Le procès de Charlie
Hebdo s’est ouvert le 7 février 2007 à Paris dans
l’affaire dite des « caricatures de Mahomet ». En
pleine campagne électorale présidentielle, de hautes
personnalités sont venues témoigner à la barre en faveur
« de la laïcité et de la liberté d’expression ».
La presse et les responsables
politiques manifestent une quasi-unanimité. Donnant le ton général
dans son éditorial, le quotidien atlantiste Le
Monde écrit : « Le procès de
Charlie Hebdo est celui d’un autre âge,
d’un autre temps. Même si les plaignants n’invoquent pas
cet argument, il faut avoir en mémoire que ce qui a déclenché
la polémique, c’est la représentation du prophète Mahomet,
qui, aux yeux de l’islam, est un blasphème. On est donc en présence
d’une querelle obscurantiste » [1].
Sans écouter le grief des
plaignants, ni attendre le jugement du tribunal, la parole
publique assimile les associations de musulmans à des groupes
obscurantistes, étrangers à la République laïque et moderne.
Au nom de la laïcité, on stigmatise les fidèles d’une
grande religion. Soyons alertés par ce paradoxe : au nom
de la laïcité, nous perdons le sens de la tolérance.
Ressaisissons-nous avant de plonger tête baissée dans la
« guerre des civilisations » [2].
La laïcité, la vraie, est
fille de la Raison. Prenons le temps d’analyser la genèse et
les enjeux de ce conflit. Nous allons voir que cette affaire a
été soigneusement organisée. Malgré les apparences, les
personnes qui ont publié les caricatures et celles qui ont
organisé les manifestations dans le monde musulman ne sont pas
des adversaires. Elles agissent de concert pour nous dresser
artificiellement les uns contre les autres.
Les apparences
En septembre 2005, la presse
danoise rapporte qu’un auteur pour enfants ne parvient pas à
trouver un illustrateur pour un ouvrage consacré à Mahomet car
ceux-ci ont peur de critiquer l’islam. Réagissant à ce
conformisme, le rédacteur en chef du plus grand quotidien du
pays lance un concours d’illustrateurs dans son journal. Bientôt
douze caricatures sont publiées.
En novembre, la Société
islamique du Danemark, qui s’estime outragée, exige des
excuses et organise une manifestation devant les locaux du
quotidien. Les positions se durcissent et plusieurs journalistes
font état de menaces de mort qu’ils ont reçues. Une délégation
de la Société islamique du Danemark rédige un dossier sur
l’affaire et alerte la Ligue arabe et l’Organisation de la
conférence islamique. Onze ambassadeurs à Copenhague demandent
à rencontrer le Premier ministre danois pour résoudre la crise
naissante, mais celui-ci fait valoir qu’il n’a aucun pouvoir
sur la presse et décline la rencontre.
La presse rapporte en novembre
qu’un parti politique pakistanais offre une prime à qui tuera
un des dessinateurs. Le Premier ministre danois condamne ces
propos, mais il s’avère vite que l’information est fausse.

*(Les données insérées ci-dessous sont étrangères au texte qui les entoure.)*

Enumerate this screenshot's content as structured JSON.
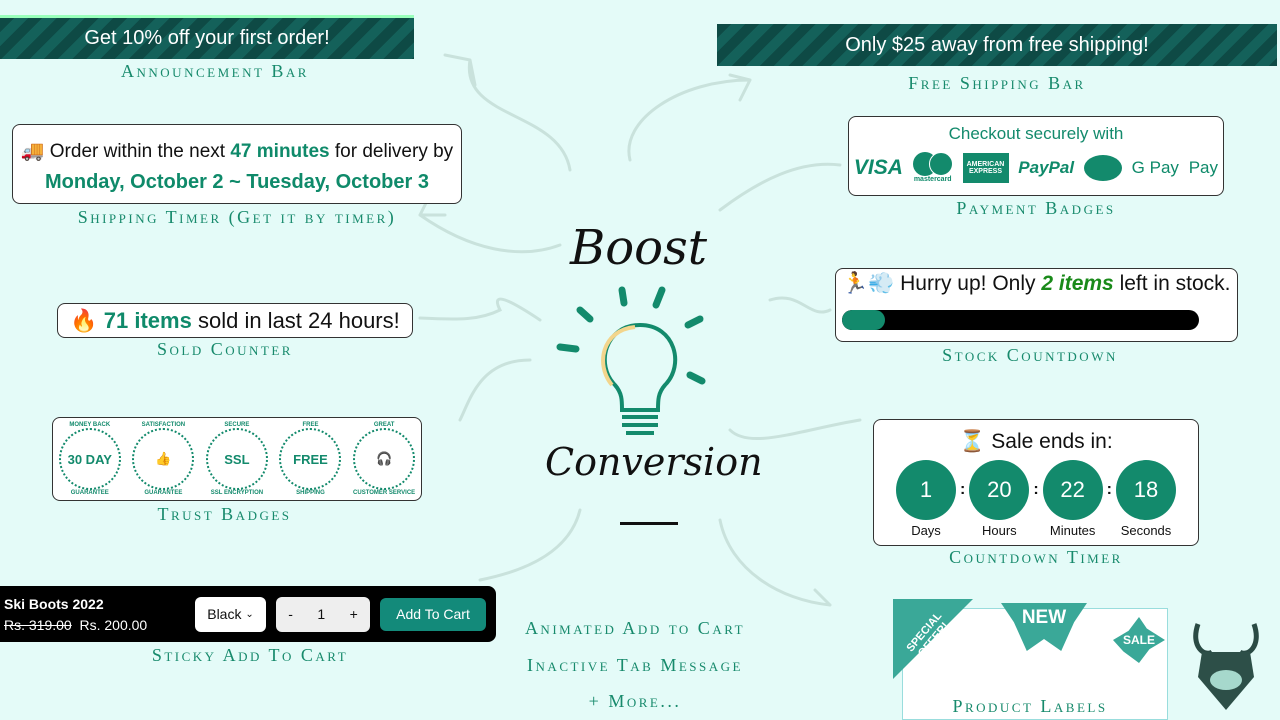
{
  "announcement": {
    "text": "Get 10% off your first order!",
    "label": "Announcement Bar"
  },
  "free_shipping": {
    "text": "Only $25 away from free shipping!",
    "label": "Free Shipping Bar"
  },
  "shipping_timer": {
    "icon": "🚚",
    "prefix": "Order within the next",
    "highlight": "47 minutes",
    "suffix": "for delivery by",
    "dates": "Monday, October 2 ~ Tuesday, October 3",
    "label": "Shipping Timer (Get it by timer)"
  },
  "payment": {
    "title": "Checkout securely with",
    "methods": [
      "VISA",
      "mastercard",
      "AMERICAN EXPRESS",
      "PayPal",
      "handshake",
      "G Pay",
      " Pay"
    ],
    "label": "Payment Badges"
  },
  "sold_counter": {
    "icon": "🔥",
    "highlight": "71 items",
    "text": "sold in last 24 hours!",
    "label": "Sold Counter"
  },
  "stock": {
    "icon": "🏃💨",
    "prefix": "Hurry up! Only",
    "highlight": "2 items",
    "suffix": "left in stock.",
    "progress_percent": 12,
    "label": "Stock Countdown"
  },
  "trust": {
    "badges": [
      {
        "top": "MONEY BACK",
        "center": "30 DAY",
        "bottom": "GUARANTEE"
      },
      {
        "top": "SATISFACTION",
        "center": "👍",
        "bottom": "GUARANTEE"
      },
      {
        "top": "SECURE",
        "center": "SSL",
        "bottom": "SSL ENCRYPTION"
      },
      {
        "top": "FREE",
        "center": "FREE",
        "bottom": "SHIPPING"
      },
      {
        "top": "GREAT",
        "center": "🎧",
        "bottom": "CUSTOMER SERVICE"
      }
    ],
    "label": "Trust Badges"
  },
  "countdown": {
    "title": "⏳ Sale ends in:",
    "units": [
      {
        "value": "1",
        "label": "Days"
      },
      {
        "value": "20",
        "label": "Hours"
      },
      {
        "value": "22",
        "label": "Minutes"
      },
      {
        "value": "18",
        "label": "Seconds"
      }
    ],
    "label": "Countdown Timer"
  },
  "sticky_cart": {
    "product": "Ski Boots 2022",
    "old_price": "Rs. 319.00",
    "price": "Rs. 200.00",
    "variant": "Black",
    "qty": "1",
    "minus": "-",
    "plus": "+",
    "button": "Add To Cart",
    "label": "Sticky Add To Cart"
  },
  "center": {
    "title1": "Boost",
    "title2": "Conversion"
  },
  "more": [
    "Animated Add to Cart",
    "Inactive Tab Message",
    "+ More..."
  ],
  "labels": {
    "special": "SPECIAL OFFER!",
    "new": "NEW",
    "sale": "SALE",
    "label": "Product Labels"
  },
  "colors": {
    "accent": "#138a6c",
    "background": "#e4fbf8",
    "bar": "#0e4a45"
  }
}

En décembre, le sommet de la
Conférence islamique, puis celui des ministres des Affaires étrangères
de la Ligue arabe évoquent l’affaire. Le Haut-commissaire des
Nations- unies lance une enquête sur le racisme de la presse
danoise. Le Conseil des ministre du Conseil de l’Europe note
l’attitude dilatoire du gouvernement danois dans une affaire
qui relève du racisme et non de la liberté de la presse.
En janvier 2006, le Premier
ministre danois rappelle avec insistance dans son message de
bonne année son attachement à la liberté d’expression. Le
procureur de Viborg classe sans suites la plainte pénale déposée
par les organisations musulmanes sous le double chef
d’inculpation de blasphème et d’incitation à la haine.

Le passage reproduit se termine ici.